Long Bruce sat, on the sub-Prior’s bed, with that letter in clenched hand, motionless, though sometimes his lips moved, and once or twice he groaned a little. From below, the sound of music and revelry rose faintly-strange sounds from a monastery.

Then he stiffened as another sound came close. There was a brief knock at the door, and Christina MacRuarie opened it. She stood there slightly flushed but looking very handsome.

The King looked at her, but scarcely saw her.

“You read your letter again, rather than dance? Or even sleep?”

she demanded.

“Are bishops’ letters so much to your taste?”

“It is from my wife,” he said slowly.

“Elizabeth.”

“Oh,” She stared, biting her red lip.

“Your pardon. She … the Queen? She is well?”

He inclined his head.

“Then, Sire, I think … that you will not be requiring me? This night?”
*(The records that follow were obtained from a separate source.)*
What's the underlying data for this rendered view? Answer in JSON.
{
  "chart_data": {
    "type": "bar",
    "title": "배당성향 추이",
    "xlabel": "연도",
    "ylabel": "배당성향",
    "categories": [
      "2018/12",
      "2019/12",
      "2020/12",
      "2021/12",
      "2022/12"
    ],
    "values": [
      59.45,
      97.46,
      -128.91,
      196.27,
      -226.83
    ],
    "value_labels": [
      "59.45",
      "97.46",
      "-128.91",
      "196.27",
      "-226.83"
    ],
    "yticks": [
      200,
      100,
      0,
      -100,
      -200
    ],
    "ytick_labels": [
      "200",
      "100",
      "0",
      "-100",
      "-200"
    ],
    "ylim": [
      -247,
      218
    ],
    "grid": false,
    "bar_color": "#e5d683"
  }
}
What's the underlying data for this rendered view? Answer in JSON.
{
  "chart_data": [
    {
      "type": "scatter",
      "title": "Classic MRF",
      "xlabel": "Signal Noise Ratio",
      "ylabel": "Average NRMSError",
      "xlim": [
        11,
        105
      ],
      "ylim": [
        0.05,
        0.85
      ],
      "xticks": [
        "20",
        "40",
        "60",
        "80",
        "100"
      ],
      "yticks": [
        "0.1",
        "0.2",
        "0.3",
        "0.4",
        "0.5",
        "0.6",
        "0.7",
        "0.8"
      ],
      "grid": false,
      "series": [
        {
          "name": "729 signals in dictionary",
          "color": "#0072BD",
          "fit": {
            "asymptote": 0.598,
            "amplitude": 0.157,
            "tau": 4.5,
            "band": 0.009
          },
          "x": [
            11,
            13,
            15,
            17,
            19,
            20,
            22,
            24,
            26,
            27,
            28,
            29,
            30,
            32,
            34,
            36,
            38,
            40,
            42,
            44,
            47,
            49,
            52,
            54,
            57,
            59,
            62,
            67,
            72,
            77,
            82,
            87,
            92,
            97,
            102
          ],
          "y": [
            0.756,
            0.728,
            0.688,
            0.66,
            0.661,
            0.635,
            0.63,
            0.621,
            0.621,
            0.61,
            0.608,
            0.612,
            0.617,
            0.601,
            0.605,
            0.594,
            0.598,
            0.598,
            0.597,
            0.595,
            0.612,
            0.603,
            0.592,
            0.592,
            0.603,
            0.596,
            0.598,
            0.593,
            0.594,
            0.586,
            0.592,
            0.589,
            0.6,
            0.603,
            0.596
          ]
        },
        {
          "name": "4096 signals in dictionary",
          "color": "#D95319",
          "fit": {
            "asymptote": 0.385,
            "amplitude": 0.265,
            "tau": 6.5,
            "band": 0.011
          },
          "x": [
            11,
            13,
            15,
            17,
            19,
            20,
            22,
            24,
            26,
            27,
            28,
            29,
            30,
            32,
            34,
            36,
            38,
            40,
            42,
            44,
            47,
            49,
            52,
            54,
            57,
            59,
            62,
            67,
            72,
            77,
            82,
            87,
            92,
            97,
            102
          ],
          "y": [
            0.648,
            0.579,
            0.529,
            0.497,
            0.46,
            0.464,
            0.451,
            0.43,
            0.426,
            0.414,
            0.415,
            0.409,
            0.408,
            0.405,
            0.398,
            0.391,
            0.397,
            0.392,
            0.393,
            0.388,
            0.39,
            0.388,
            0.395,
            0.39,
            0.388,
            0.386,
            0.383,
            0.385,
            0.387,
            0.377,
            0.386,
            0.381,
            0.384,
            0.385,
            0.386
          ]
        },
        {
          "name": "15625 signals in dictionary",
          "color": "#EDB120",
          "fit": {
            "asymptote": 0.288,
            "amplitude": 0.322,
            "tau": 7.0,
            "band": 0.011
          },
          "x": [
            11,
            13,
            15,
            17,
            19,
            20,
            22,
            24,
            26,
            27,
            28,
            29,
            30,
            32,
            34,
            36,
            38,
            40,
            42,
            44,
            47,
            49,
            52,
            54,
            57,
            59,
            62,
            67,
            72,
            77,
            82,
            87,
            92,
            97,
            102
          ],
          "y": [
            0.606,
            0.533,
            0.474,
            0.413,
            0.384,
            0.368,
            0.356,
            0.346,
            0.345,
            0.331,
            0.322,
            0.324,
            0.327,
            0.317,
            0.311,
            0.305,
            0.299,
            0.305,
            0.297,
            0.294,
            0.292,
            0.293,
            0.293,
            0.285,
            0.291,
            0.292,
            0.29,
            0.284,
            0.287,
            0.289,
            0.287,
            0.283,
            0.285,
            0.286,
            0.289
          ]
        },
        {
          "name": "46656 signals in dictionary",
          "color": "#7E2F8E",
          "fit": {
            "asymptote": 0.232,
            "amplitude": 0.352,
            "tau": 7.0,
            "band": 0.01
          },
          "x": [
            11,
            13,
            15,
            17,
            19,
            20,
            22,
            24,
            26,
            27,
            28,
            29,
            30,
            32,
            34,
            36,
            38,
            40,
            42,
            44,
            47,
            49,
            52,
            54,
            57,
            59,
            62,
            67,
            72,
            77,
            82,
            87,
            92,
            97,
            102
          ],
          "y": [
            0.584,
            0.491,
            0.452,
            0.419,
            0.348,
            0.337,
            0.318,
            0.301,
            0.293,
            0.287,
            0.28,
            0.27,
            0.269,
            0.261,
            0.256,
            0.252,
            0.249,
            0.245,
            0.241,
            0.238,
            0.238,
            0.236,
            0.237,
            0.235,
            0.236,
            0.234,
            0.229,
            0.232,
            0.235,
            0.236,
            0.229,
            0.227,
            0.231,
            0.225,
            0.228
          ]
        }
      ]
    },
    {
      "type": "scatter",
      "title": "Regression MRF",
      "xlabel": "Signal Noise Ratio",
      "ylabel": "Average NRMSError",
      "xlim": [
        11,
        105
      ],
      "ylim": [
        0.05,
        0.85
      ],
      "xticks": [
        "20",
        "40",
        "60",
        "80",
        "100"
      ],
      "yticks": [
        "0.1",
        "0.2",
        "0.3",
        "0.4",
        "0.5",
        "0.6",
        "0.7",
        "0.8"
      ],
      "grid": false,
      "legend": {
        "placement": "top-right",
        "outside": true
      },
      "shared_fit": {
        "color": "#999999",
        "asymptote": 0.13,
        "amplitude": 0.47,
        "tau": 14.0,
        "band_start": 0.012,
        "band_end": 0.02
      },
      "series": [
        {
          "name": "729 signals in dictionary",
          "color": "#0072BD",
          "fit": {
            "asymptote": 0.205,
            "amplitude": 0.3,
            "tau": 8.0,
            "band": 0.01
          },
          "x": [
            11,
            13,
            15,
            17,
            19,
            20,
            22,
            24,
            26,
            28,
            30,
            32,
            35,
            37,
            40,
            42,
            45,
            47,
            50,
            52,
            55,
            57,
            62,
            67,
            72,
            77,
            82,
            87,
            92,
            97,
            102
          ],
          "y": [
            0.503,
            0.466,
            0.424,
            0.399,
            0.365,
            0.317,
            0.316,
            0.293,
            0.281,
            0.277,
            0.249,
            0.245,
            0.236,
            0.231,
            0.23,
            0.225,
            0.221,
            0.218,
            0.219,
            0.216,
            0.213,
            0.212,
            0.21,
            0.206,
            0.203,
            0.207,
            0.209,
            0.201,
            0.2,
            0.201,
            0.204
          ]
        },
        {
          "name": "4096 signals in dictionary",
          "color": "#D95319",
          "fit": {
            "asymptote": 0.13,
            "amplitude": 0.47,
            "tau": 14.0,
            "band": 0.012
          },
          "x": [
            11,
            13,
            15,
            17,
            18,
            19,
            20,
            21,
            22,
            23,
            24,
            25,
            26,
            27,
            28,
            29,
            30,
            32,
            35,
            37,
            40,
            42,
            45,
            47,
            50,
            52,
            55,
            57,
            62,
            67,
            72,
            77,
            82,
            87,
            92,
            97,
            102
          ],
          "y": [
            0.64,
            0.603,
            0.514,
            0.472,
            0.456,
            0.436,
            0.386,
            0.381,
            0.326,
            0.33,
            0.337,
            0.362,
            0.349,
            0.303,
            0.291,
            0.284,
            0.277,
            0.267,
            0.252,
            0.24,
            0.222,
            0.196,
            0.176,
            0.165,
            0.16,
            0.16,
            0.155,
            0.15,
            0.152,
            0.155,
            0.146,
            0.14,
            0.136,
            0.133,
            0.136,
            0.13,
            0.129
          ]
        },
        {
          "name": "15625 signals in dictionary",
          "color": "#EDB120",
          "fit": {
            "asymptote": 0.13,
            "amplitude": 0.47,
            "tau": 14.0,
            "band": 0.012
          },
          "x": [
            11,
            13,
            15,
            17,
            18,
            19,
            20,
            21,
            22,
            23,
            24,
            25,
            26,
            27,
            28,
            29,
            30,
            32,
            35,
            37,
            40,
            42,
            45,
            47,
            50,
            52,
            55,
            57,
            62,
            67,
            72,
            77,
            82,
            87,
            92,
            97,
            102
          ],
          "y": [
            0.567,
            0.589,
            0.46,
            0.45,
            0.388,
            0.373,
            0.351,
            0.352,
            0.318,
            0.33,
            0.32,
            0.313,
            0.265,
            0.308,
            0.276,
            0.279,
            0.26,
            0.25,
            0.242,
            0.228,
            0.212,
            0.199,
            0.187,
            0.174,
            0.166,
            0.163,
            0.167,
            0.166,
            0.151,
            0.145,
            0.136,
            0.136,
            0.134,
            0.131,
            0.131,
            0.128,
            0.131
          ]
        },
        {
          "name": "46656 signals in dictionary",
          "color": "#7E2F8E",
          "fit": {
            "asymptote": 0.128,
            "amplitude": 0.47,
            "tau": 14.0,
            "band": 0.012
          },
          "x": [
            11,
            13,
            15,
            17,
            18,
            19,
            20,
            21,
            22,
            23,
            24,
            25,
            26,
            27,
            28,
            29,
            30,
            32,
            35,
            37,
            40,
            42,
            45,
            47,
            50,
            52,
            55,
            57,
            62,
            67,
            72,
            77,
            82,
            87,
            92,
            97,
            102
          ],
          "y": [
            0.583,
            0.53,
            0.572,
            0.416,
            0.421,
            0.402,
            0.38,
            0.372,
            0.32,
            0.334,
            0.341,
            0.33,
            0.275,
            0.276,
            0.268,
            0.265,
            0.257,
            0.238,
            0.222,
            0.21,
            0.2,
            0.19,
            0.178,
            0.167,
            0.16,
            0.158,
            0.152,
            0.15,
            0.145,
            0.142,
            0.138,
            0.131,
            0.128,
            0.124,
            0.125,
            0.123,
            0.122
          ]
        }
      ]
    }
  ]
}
“I thank you-no,” he said.

“A … a goodnight to you, Christina.”

She shook her head, and in those darkly vivid eyes was a strange expression, compounded of pain and pity, regret and a deep understanding.

And something more. Without a word she turned and left him there.

Chapter Thirteen

The singer’s voice rose strong, clear, tuneful, yet with a haunting sadness, to pause on a rising, questioning note that was at once and strangely both plaintive and challenging, a note that was allowed to die away into the blue hush of the night and merge with the lap lap of the wavelets on the loch shore and the sigh of air in the scattered Scots pines whose sturdy gnarled trunks redly reflected the glow of the camp-fires. Quivering, the composite liquid sound seemed to soar away over heather and water, for long breathless moments before the tremendous, fiercely positive refrain crashed out again from a thousand throats, yet in perfect unison and unbroken melody. Robert Bruce shivered, though not with cold, as his mother’s Celtic blood responded to the ancient magic of it, even though he understood only a little of the distinctively West Highland Gaelic of the saga’s wording. Words are by no means essential to emotion, especially of a summer’s night amongst the endless mountains that throng long Loch Ness.